The company says the new round of funding will be used to scale its product R&D, field engineering and sales teams worldwide — with the aim being to expand its global customer base of TV streaming providers, internet companies and social media companies. The Series B brings total funding for the 2013-founded company and Y Combinator alumnus to $43 million.
“Bitmovin came about as a spin-off from research we did together at the the University of Klagenfurt, in Austria. During our PhDs we co-created the MPEG-DASH video streaming standard, which is used by YouTube, Netflix, Hulu, etc. amongst many others today, and which is used in total for more than 50% of the peak internet traffic,” says Bitmovin CEO Stefan Lederer, who founded the company with CTO Christopher Müller. “The research evolved into the company, with the help of angel investors including senior people at Cisco, Netflix, Accenture, Drupal and DropBox”.

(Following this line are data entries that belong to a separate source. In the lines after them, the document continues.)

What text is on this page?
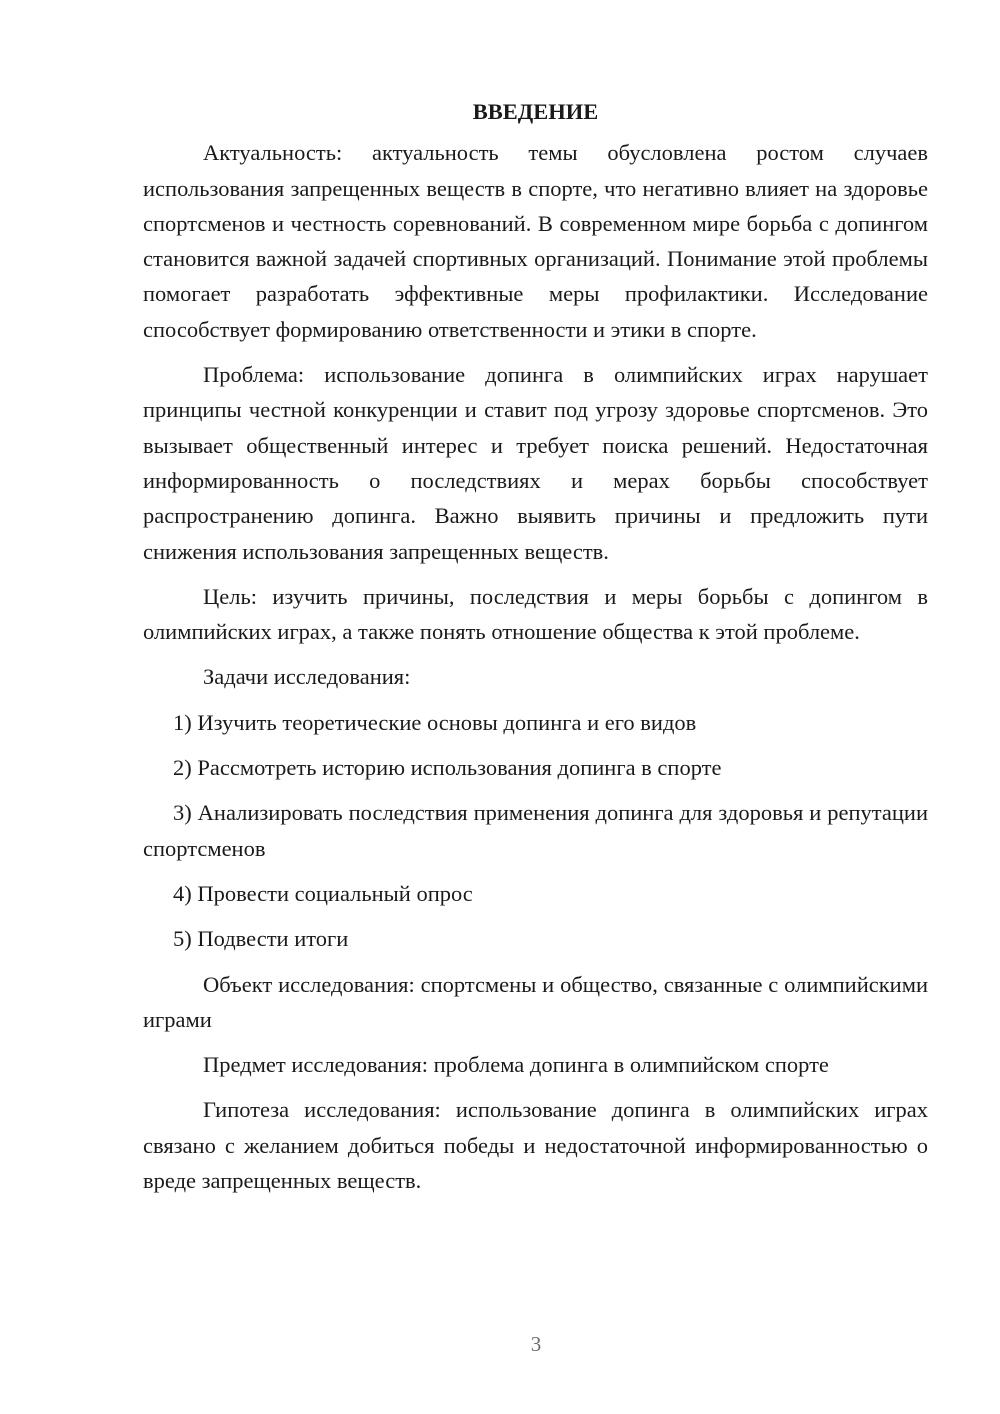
ВВЕДЕНИЕ

Актуальность: актуальность темы обусловлена ростом случаев использования запрещенных веществ в спорте, что негативно влияет на здоровье спортсменов и честность соревнований. В современном мире борьба с допингом становится важной задачей спортивных организаций. Понимание этой проблемы помогает разработать эффективные меры профилактики. Исследование способствует формированию ответственности и этики в спорте.

Проблема: использование допинга в олимпийских играх нарушает принципы честной конкуренции и ставит под угрозу здоровье спортсменов. Это вызывает общественный интерес и требует поиска решений. Недостаточная информированность о последствиях и мерах борьбы способствует распространению допинга. Важно выявить причины и предложить пути снижения использования запрещенных веществ.

Цель: изучить причины, последствия и меры борьбы с допингом в олимпийских играх, а также понять отношение общества к этой проблеме.

Задачи исследования:

1) Изучить теоретические основы допинга и его видов

2) Рассмотреть историю использования допинга в спорте

3) Анализировать последствия применения допинга для здоровья и репутации спортсменов

4) Провести социальный опрос

5) Подвести итоги

Объект исследования: спортсмены и общество, связанные с олимпийскими играми

Предмет исследования: проблема допинга в олимпийском спорте

Гипотеза исследования: использование допинга в олимпийских играх связано с желанием добиться победы и недостаточной информированностью о вреде запрещенных веществ.

3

Two years after Bitmovin turned from academic research into a commercial entity, the startup went through Y Combinator as a member of the summer 2015 cohort, which Lederer says was perfect timing. “We also won our first U.S. customers at the same time, which then made the move to California a much easier transition to make. Y Combinator really helped us as founders that started from a technical background. They helped us refine our go-to-market strategy and make products out of the technology that we had created”.
Today the company has offices in Austria, London, New York, San Francisco, and Hong Kong. The Bitmovin CEO says there is more to come following this round as the explosion of high quality online video content shows no signs of slowing.
The Bitmovin platform — broadly consisting of video compression, playback and analytics APIs — feeds into a growing trend that is seeing consumers expect online video to match the quality and user experience of Netflix and Amazon’s video streaming services. In turn, companies are finding that building an in-house solution can be prohibitively expensive and is prone to becoming obsolete as new codecs come onboard and older video infrastructure technology becomes obsolete.
“Our technology makes it possible to get high quality video to audiences wherever they are and whatever device they may be using – levelling the playing field with traditional media owners and broadcasters,” he explains. “The focus is really on efficiency and performance, making video load faster, stop buffering, increase quality, and reduce the amount of bandwidth one needs to see high quality video.
“We are different from the existing vendors as we are deeply developer and API focussed, with a passion for innovation and disruptive technologies. That’s our background, we are engineers, and we like to build the best products. Thus we’ve been the first ones in many new technologies on the market, setting the bar on performance and efficiency of video streaming”.
On the technology side, recent Bitmovin announcements include the ability to use AI to encode videos more effectively (learning, scene-by-scene how each video is treated so the next one is handled more quickly) and a new video player that can reduce the load time on a typical HTML page by a second.
“We’re also proud to support a new royalty-free codec called AV1, which came out last week (backed by Apple, Bitmovin, Facebook, Google, Microsoft and Samsung, amongst others). It shifts the tectonic plates in video because it’s the first time that online video innovation will be possible without making payments to a pool of incumbent, traditional media and consumer electronics companies. It helps opens the playing field to internet companies to, potentially, take more of the lead in video entertainment. It also means more predictability as companies will not be affected by changes in patent pools,” says Lederer.
To that end, the Bitmovin founder says customers include Sling, Periscope, The New York Times, ProSiebenSat.1, Red Bull Media House, FuboTV, RTL and iflix. “We are getting a lot of interest in the market, with a lot of new customers. Just last year we had a revenue growth of 3.5x, and we expect similar growth this year, which is great, but at the same time we want to make sure we continue to provide the best service and products to our customers. So we invest heavily in our engineering, solution and support teams, to maintain our DNA as an engineering and developer-first company,” he adds.